Here's what's going on.
Big buyers can still make a small splash
Let's start with the numbers everyone quotes.
By mid-July, Bitcoin exchange-traded funds (ETFs) vacuumed up $14.8 billion in cumulative net inflows since January 2024, with one fund pulling in $1.3 billion in just two trading days.
When Strategy buys a massive stash, it does so via over-the-counter (OTC) brokers that source coins directly from miners or large holders, keeping those transactions off public order books. The same "invisible" route applies to ETFs, which are assembled by purchases from a handful of authorized participants rather than on mainstream exchanges.

Image source: Getty Images.
That means demand often bypasses the venues where the quoted price is discovered, namely major crypto exchanges.

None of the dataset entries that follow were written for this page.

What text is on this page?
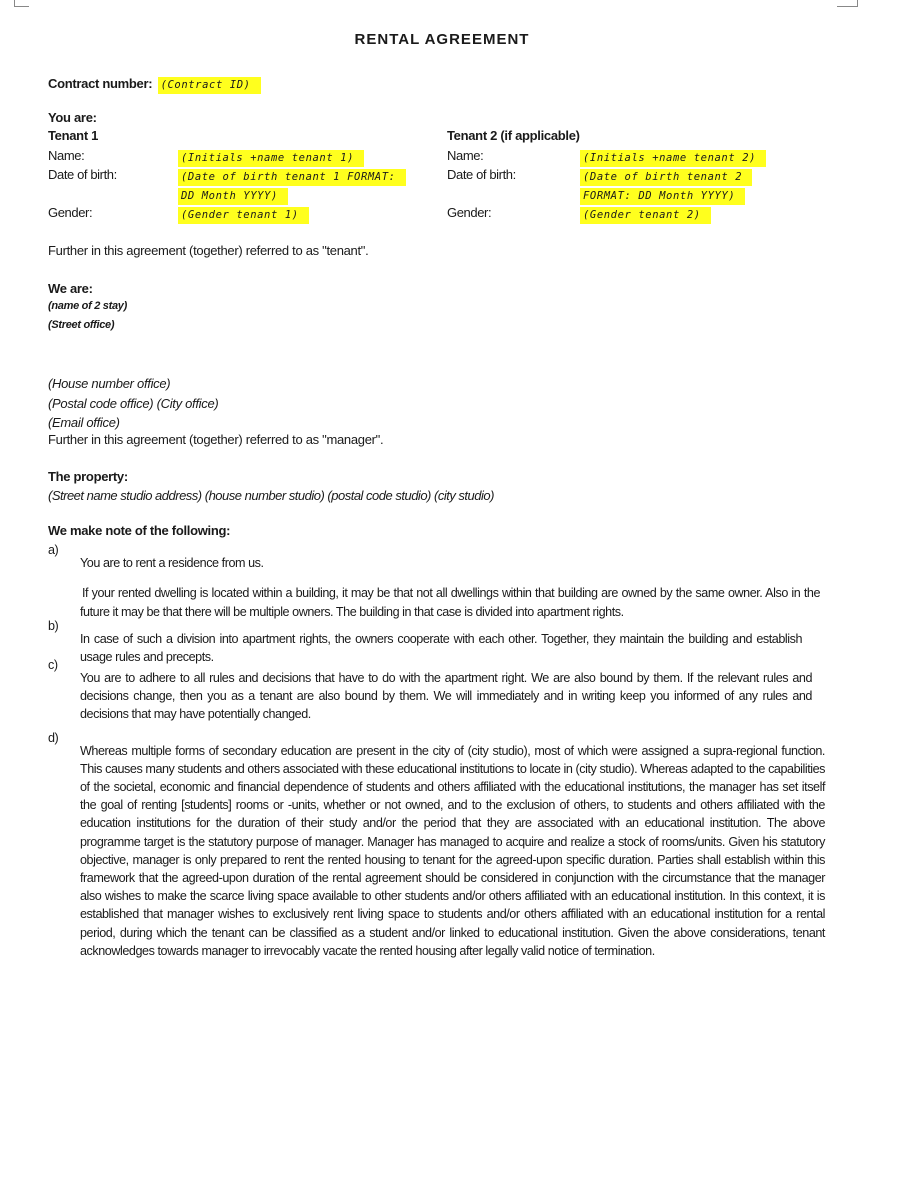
RENTAL AGREEMENT
Contract number: (Contract ID)
You are:
Tenant 1
Name:	(Initials +name tenant 1)
Date of birth:	(Date of birth tenant 1 FORMAT:
DD Month YYYY)
Gender:	(Gender tenant 1)
Tenant 2 (if applicable)
Name:	(Initials +name tenant 2)
Date of birth:	(Date of birth tenant 2
FORMAT: DD Month YYYY)
Gender:	(Gender tenant 2)
Further in this agreement (together) referred to as "tenant".
We are:
(name of 2 stay)
(Street office)
(House number office)
(Postal code office) (City office)
(Email office)
Further in this agreement (together) referred to as "manager".
The property:
(Street name studio address) (house number studio) (postal code studio) (city studio)
We make note of the following:
a)

You are to rent a residence from us.

If your rented dwelling is located within a building, it may be that not all dwellings within that building are owned by the same owner. Also in the future it may be that there will be multiple owners. The building in that case is divided into apartment rights.

b)

In case of such a division into apartment rights, the owners cooperate with each other. Together, they maintain the building and establish usage rules and precepts.

c)

You are to adhere to all rules and decisions that have to do with the apartment right. We are also bound by them. If the relevant rules and decisions change, then you as a tenant are also bound by them. We will immediately and in writing keep you informed of any rules and decisions that may have potentially changed.

d)

Whereas multiple forms of secondary education are present in the city of (city studio), most of which were assigned a supra-regional function. This causes many students and others associated with these educational institutions to locate in (city studio). Whereas adapted to the capabilities of the societal, economic and financial dependence of students and others affiliated with the educational institutions, the manager has set itself the goal of renting [students] rooms or -units, whether or not owned, and to the exclusion of others, to students and others affiliated with the education institutions for the duration of their study and/or the period that they are associated with an educational institution. The above programme target is the statutory purpose of manager. Manager has managed to acquire and realize a stock of rooms/units. Given his statutory objective, manager is only prepared to rent the rented housing to tenant for the agreed-upon specific duration. Parties shall establish within this framework that the agreed-upon duration of the rental agreement should be considered in conjunction with the circumstance that the manager also wishes to make the scarce living space available to other students and/or others affiliated with an educational institution. In this context, it is established that manager wishes to exclusively rent living space to students and/or others affiliated with an educational institution for a rental period, during which the tenant can be classified as a student and/or linked to educational institution. Given the above considerations, tenant acknowledges towards manager to irrevocably vacate the rented housing after legally valid notice of termination.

Meanwhile, newly mined supply continues to flow, albeit at a slower rate than before the 2024 halving. Opportunistic miners regularly sell part of their output to cover power bills or other operating costs, especially now that break-even costs run above an estimated $45,000 per coin for the largest public mining operators. Given that miners have held Bitcoin since much lower prices in anticipation of the higher-priced period we're now in, it makes perfect sense that they'd be exiting at least some of their position to secure their profits and guard against the losses that would be caused by any kind of drawdown.

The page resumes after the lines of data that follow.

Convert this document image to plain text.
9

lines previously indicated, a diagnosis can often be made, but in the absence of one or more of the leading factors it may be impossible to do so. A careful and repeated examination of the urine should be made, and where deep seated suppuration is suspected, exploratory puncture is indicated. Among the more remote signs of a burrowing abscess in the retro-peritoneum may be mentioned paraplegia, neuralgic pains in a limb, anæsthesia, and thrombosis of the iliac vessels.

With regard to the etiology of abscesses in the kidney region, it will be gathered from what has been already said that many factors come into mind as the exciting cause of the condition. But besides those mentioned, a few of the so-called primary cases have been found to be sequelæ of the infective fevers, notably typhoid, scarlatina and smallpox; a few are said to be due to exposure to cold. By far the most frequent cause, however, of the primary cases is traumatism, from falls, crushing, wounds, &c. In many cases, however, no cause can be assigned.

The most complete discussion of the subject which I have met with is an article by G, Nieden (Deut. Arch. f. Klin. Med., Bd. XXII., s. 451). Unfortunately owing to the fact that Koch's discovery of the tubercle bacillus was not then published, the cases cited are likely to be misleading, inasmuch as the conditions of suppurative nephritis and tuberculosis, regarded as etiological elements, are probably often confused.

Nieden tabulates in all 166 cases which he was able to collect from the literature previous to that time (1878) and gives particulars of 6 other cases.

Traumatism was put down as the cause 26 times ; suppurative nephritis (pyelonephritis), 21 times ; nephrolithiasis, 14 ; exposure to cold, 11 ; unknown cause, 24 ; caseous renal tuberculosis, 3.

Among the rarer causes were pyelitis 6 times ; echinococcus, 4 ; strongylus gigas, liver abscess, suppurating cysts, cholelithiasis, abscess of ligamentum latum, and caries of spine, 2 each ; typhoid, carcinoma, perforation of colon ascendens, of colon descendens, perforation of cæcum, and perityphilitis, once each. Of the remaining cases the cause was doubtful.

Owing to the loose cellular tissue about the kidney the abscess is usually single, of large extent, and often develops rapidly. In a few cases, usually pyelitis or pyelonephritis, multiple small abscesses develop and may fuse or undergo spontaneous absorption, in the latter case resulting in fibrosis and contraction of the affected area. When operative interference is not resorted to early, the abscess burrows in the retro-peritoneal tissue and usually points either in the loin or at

Add in routine profit-taking from whales and short-term investors, and it becomes clear why even billion-dollar tickets might not launch a moonshot.
Macro uncertainty is high on a weekly basis now
The biggest brake on Bitcoin's price right now is the high degree of global macroeconomic uncertainty that originates from the trade policies of the United States.

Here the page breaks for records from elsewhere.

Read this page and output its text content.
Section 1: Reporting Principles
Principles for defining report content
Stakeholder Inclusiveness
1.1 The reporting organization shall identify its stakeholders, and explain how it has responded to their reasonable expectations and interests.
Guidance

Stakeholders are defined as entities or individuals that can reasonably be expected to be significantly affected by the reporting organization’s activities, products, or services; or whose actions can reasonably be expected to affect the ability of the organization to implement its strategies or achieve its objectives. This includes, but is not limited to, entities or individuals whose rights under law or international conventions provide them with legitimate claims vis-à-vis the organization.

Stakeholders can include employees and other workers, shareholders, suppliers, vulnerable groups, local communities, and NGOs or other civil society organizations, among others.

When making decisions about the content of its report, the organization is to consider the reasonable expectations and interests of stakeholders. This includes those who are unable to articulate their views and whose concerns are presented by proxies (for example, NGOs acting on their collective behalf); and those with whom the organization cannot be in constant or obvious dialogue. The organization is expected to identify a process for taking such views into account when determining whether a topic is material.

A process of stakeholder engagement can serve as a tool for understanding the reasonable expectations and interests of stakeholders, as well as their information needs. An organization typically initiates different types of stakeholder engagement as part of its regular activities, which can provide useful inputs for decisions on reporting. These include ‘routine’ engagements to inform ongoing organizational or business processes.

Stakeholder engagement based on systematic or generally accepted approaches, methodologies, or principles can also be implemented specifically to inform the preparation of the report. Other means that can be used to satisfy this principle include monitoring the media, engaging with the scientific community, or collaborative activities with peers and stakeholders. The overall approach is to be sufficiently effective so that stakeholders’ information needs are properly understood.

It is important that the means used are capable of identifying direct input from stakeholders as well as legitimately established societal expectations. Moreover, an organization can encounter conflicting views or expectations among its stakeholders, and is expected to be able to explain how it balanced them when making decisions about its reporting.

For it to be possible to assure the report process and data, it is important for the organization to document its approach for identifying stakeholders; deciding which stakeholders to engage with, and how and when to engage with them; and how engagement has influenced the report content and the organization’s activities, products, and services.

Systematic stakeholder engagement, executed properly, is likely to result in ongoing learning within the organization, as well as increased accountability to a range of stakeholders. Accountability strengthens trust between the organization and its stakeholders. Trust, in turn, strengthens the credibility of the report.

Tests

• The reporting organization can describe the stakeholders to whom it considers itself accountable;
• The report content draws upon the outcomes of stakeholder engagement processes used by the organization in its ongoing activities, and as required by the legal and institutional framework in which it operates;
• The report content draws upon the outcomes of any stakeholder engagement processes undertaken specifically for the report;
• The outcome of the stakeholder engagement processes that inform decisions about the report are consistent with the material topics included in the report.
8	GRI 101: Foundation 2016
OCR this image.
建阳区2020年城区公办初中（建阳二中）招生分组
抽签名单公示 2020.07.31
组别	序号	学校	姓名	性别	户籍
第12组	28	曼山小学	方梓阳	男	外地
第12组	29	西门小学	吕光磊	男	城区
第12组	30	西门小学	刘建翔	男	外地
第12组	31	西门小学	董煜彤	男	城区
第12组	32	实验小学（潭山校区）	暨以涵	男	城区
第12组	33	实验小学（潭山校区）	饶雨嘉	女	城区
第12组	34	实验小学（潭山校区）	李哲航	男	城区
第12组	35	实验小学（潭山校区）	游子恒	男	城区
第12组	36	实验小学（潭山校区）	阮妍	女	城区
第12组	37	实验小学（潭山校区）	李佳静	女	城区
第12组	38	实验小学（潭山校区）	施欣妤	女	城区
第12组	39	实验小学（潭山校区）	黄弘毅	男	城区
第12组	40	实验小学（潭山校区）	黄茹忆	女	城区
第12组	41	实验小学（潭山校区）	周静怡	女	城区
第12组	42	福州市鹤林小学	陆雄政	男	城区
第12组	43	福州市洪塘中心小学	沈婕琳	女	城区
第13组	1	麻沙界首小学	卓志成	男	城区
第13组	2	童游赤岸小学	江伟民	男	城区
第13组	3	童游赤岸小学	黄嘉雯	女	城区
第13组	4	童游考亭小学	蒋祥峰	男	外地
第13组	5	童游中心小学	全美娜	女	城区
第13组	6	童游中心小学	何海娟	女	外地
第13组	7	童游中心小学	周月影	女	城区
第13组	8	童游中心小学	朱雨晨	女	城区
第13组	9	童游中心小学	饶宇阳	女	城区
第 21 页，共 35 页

President Trump has given trade partners until Aug. 1 to cut fresh trade deals or face tariffs, a deadline that keeps shifting with every tweet and off-the-cuff remark, along with revisions to the supposed penalties for noncompliance. Investors know perfectly well that a single improvised policy pivot could yank global supply chains and extinguish risk appetite instantly -- or send it into maximum overdrive.
That whiplash is already visible. Treasury Secretary Scott Bessent's stop-and-go negotiations with China have seesawed between 0% and 100% tariffs on critical imports, as well as less-critical but relevant imports like Bitcoin mining hardware. Markets typically hate binary outcomes, so money keeps shuttling from risk assets into cash the moment headlines sour, then back again when the next headline inevitably signals a softer approach to negotiations.
Some experts, including those at Wharton's Budget Project, figure these tariff policies will lead to decreased growth that could be even harsher than doubling the corporate tax rate would be. Such forecasts understandably spook shorter-term holders, who tend to dump Bitcoin whenever growth expectations lurch lower, reinforcing sharp drawdowns.
It's important to note that there aren't going to be any tariffs levied against Bitcoin or its mining specifically.
This kind of macroeconomic stress typically drags on Bitcoin until conviction buyers step in and procure coins for long-term holding. In other words, volatility is the toll paid by investors who can't commit to holding through the policy storm.
For those with a multiyear horizon, the disarray may be a buying opportunity. For everyone else, it's a rough ride. So keep your focus on the longer term and plan your investing strategy accordingly.